TEMPO.CO, Jakarta - Wahana Lingkungan Hidup Sulawesi Tengah atau Walhi Sulteng menyayangkan penetapan dua tenaga kerja asing (TKA) Cina dalam kasus ledakan smelter PT Indonesia Tsingshan Stainless Steel (ITSS). Diberitakan sebelumnya, ledakan di kawasan PT Indonesia Morowali Industrial Park (IMIP) itu terjadi pada Minggu, 24 Desember 2023 dan menewaskan 21 pekerja.
"Menurut kami, hukum harusnya dikenakan ke manajemen atau perusahan. Mereka yang bertanggung jawab atas seluruh aktivitas kerja di dalamnya, termasuk nyawa pekerja," kata Kepala Departemen dan Advokasi Walhi Sulteng Aulia Hakim ketika dihubungi Tempo pada Jumat, 16 Februari 2024.
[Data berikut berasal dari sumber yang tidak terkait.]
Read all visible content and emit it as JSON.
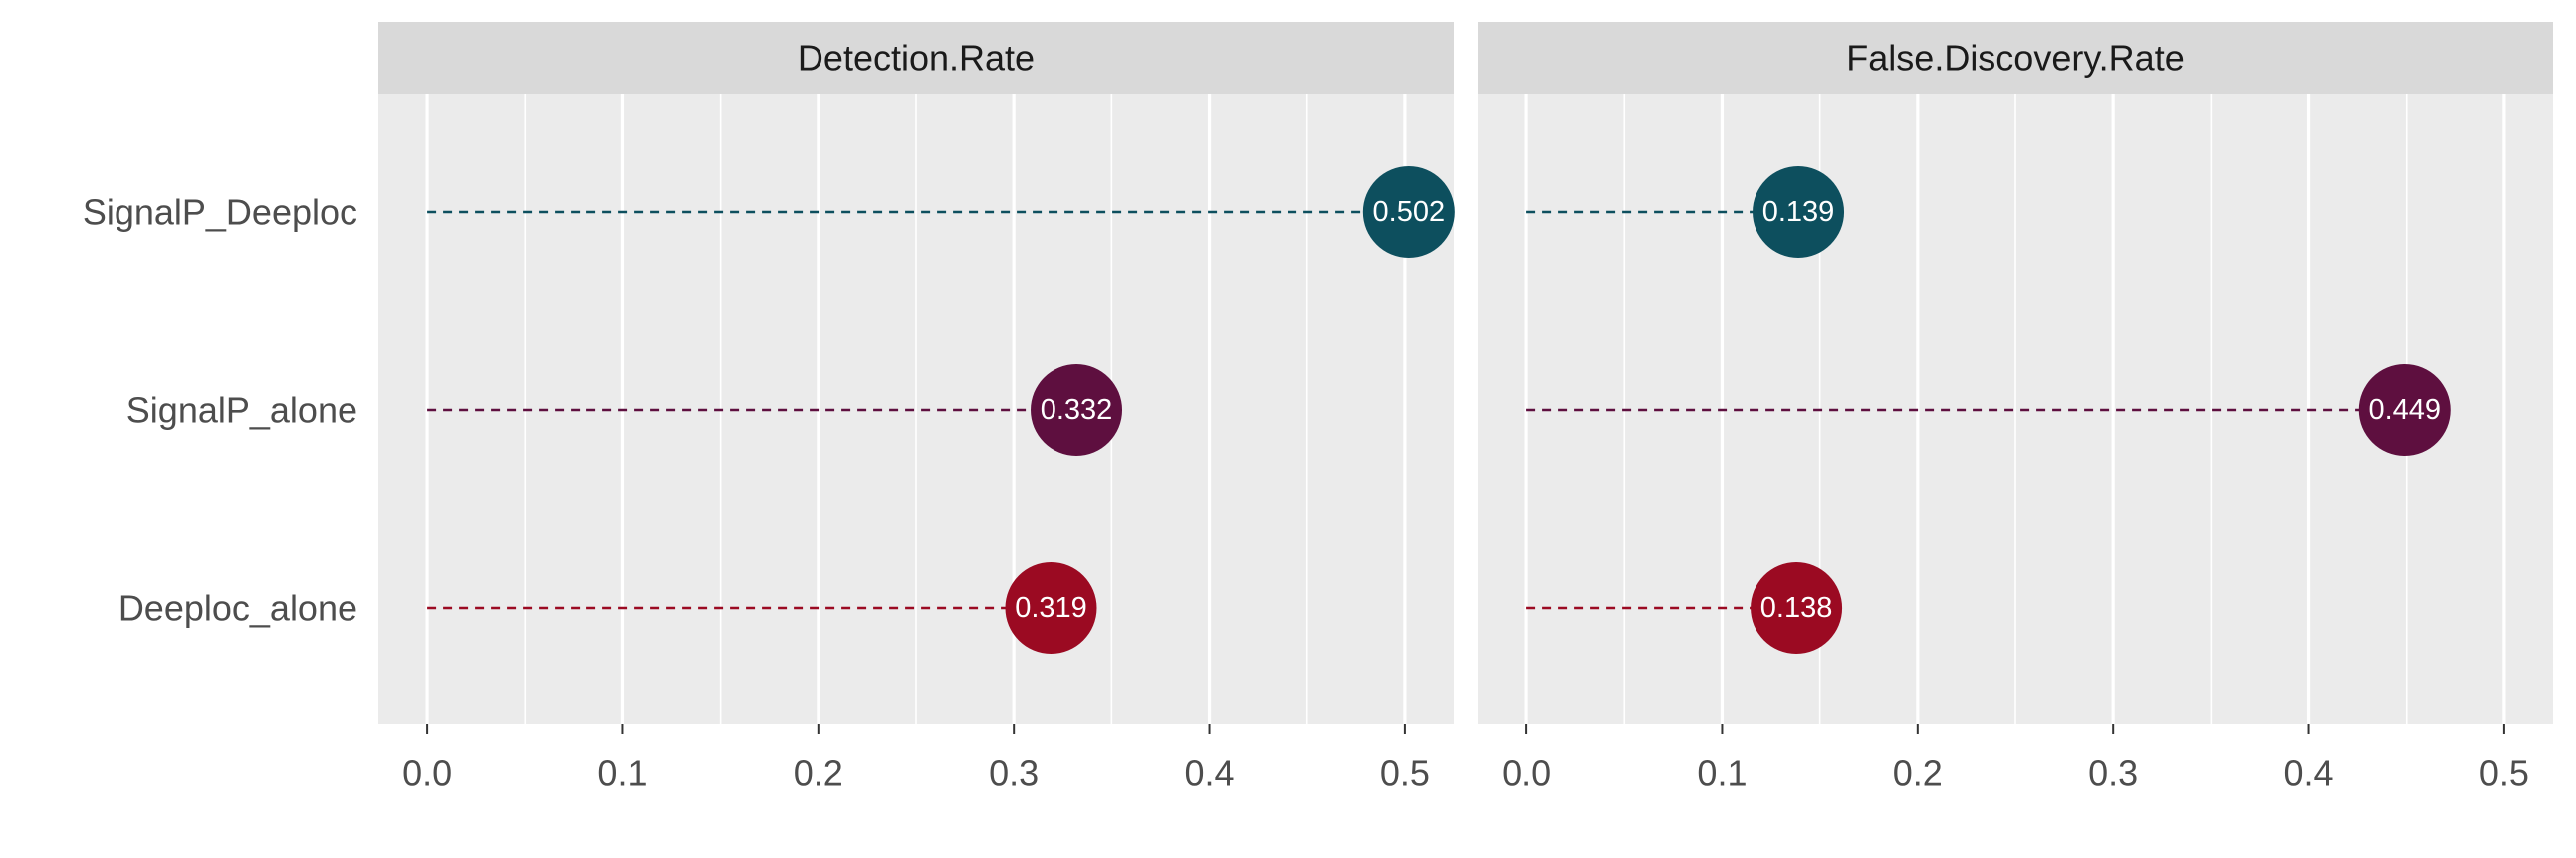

Pasalnya, Aulia mengatakan pekerja hanya bekerja atas instruksi atasan. Sementara itu, kata dia, temuan Walhi Kalteng di lapangan menunjukkan bahwa ledakan PT ITSS dipicu penggunaan oxy asetyline. Oxy asetyline merupakan las pembakaran C2H2 dengan O2 dari gas asetilin yang sangat kuat membelah besi logam dan baja.
"Ledakan terjadi karena gas asetilin terkontaminasi dengan cairan nikel setelah dinding tungku mengeluarkan cairan tersebut, yang masih sangat panas," ujar Aulia.
Penggunaan las asetilin itu, kata Aulia, juga disebabkan absennya pengawas dari petugas safety yang mestinya mengawasi berlangsungnya proses pekerjaan untuk meminimalisir risiko. Menurut pengakuan pekerja, Aulia menuturkan, ledakan smelter bisa dicegah jika ada pengawas safety karena mereka akan melarang penggunaan las asetilin.
Tak cuma absennya petugas safety, menurut Aulia pekerjaan perbaikan tungku juga dilakukan tanpa surat izin kerja dari supervisor. Padahal, dokumen izin tersebut didukung dokumen lain, seperti Job safety analysis (JSA) dan toolbox checklist ketika bekerja di areal yang memiliki risiko tinggi dan di ruangan terbatas.
"Kategori pada pekerjaan di smelter ialah Hot Work Permit dan Cold Work Permit. Jika dasar dokumen ini dipakai dalam prosedur pekerja maka las Oxy asetilin tidak digunakan," tutur Aulia.